Officials later pieced together that the actual first Maryland victim was Paula LaRaffa who had been shot outside of her Clifton, Maryland, restaurant Sept. 5, 2002. Muhammed and Malvo made off with $3,000, that they later used to purchase the car and finance their rampage. LaRaffa survived.
Each day another victim was shot — in Rockville, Aspen Hill, Silver Spring — all doing mundane daily tasks. The youngest victim, 13-year-old Iran Brown, was shot and critically wounded outside of his middle school in Prince George’s County.

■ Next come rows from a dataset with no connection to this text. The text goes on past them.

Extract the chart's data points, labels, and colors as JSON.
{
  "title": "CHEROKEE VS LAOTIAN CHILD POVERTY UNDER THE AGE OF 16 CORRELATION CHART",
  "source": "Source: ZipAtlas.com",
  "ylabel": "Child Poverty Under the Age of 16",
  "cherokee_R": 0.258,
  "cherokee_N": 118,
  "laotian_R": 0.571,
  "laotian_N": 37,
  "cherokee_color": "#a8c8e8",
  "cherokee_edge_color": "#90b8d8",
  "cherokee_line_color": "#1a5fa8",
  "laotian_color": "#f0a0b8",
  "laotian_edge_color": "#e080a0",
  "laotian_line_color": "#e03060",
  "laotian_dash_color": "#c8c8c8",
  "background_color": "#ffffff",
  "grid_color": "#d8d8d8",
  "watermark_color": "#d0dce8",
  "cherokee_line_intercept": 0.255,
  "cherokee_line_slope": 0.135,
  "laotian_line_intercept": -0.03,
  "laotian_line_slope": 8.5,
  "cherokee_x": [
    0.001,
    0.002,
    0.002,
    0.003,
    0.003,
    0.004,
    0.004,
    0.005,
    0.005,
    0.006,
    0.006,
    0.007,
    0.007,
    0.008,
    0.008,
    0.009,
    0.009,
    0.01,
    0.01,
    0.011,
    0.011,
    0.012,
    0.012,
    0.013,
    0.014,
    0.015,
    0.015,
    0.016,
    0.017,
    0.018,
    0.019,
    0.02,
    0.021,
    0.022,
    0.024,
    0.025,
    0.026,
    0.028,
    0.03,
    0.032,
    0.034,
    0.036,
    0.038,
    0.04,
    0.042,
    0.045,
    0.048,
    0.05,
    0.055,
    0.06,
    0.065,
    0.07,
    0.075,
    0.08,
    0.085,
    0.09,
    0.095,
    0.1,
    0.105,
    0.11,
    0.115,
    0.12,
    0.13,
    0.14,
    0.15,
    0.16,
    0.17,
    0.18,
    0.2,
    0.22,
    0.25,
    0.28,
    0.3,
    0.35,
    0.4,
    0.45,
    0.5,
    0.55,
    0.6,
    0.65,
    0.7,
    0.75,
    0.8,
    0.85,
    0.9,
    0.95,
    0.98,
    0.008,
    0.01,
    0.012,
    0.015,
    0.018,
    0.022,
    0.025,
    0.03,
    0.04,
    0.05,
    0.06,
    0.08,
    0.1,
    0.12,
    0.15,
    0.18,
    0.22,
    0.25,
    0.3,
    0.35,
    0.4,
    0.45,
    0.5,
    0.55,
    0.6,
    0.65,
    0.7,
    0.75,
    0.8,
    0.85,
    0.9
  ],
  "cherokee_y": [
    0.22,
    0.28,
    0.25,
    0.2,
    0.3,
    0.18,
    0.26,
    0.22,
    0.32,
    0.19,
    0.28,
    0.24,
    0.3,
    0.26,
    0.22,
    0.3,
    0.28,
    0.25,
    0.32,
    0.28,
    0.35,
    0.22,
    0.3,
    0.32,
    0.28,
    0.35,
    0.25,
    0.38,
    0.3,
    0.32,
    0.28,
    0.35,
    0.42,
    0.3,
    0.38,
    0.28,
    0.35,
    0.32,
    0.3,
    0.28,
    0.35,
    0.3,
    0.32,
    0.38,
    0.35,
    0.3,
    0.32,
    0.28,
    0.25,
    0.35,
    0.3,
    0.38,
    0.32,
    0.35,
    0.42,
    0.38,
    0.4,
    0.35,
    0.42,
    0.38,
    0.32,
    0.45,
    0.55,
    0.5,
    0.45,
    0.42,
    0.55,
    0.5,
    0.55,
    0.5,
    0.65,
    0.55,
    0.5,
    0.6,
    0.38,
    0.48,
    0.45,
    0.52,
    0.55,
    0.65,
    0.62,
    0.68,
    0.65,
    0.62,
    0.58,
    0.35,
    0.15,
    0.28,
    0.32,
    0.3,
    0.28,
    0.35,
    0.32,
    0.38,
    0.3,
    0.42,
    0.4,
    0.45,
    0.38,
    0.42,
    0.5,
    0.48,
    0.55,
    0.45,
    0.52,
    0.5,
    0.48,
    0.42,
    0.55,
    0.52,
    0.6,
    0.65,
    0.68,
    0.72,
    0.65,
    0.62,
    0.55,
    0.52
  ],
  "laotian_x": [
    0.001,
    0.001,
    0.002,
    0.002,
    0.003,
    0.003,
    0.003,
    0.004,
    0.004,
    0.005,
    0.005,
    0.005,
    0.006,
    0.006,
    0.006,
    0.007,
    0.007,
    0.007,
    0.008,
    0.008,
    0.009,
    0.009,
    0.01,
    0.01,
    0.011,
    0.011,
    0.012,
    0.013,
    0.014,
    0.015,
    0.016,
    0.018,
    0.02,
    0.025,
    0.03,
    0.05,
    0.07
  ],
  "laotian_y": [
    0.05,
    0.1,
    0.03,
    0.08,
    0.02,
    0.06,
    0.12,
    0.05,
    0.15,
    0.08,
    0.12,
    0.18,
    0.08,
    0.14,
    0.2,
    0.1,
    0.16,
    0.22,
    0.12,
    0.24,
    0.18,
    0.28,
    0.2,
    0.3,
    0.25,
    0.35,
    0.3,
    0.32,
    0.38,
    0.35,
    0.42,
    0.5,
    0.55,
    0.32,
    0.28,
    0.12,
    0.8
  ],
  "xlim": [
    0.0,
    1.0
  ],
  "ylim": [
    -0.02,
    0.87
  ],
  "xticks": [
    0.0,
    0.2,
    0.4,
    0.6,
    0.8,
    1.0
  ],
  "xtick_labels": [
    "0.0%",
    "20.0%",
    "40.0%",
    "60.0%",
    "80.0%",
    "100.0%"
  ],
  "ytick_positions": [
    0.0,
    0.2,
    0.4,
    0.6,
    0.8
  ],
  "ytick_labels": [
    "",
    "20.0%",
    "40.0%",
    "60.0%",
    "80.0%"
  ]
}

People in all three states were fearful of being outside, to shop for groceries or to pump gas. Afterschool activities were canceled, and local schools were placed on lockdowns during the school day.
But as the killings pulled away from Maryland to Virginia — Oct. 9 in Manassas, Oct. 11 in Fredericksburg, Oct. 14 in Falls Church, Oct. 19 in Ashland, Oct. 21 in Richmond — there was a small feeling of relief in Maryland.
That was until Oct. 22 when 35-year-old bus driver Conrad Johnson was shot in Aspen Hill while standing on the steps of his bus. He died the next day and authorities confirmed he was a victim of the D.C. Snipers.
An alert was sent out to look for the 1990 Chevrolet Caprice with New Jersey tags. Less than an hour later, police received a tip that the car was spotted in Frederick County. On Oct. 24, Muhammed and Malvo were found at the rest stop sleeping in the car and arrested without incident.
Muhammed and Malvo were later tied to several killings beginning Feb. 16, 2002, from which they zig-zagged across the U.S. from Arizona to Washington state, to Maryland, to Georgia, Texas and Alabama before making their way back to Maryland.
In September 2004, Muhammed was sentenced to death. He was executed on Nov. 10, 2009. Malvo’s two life sentences were overturned stating he was a juvenile at the time and the laws did not allow for such sentencing for someone under 18.
In March 2019, the U.S. Supreme Court agreed to hear Malvo’s case. Arguments were heard in October 2019. Now 34, he still remains in prison.
Until the closing of the Newseum in Washington, D.C., a portion of the trunk of the Caprice the D.C. Snipers used was on display. A small hole in the trunk is where officials said the sniper would lay in wait with a M-16 military assault rifle to shoot victims.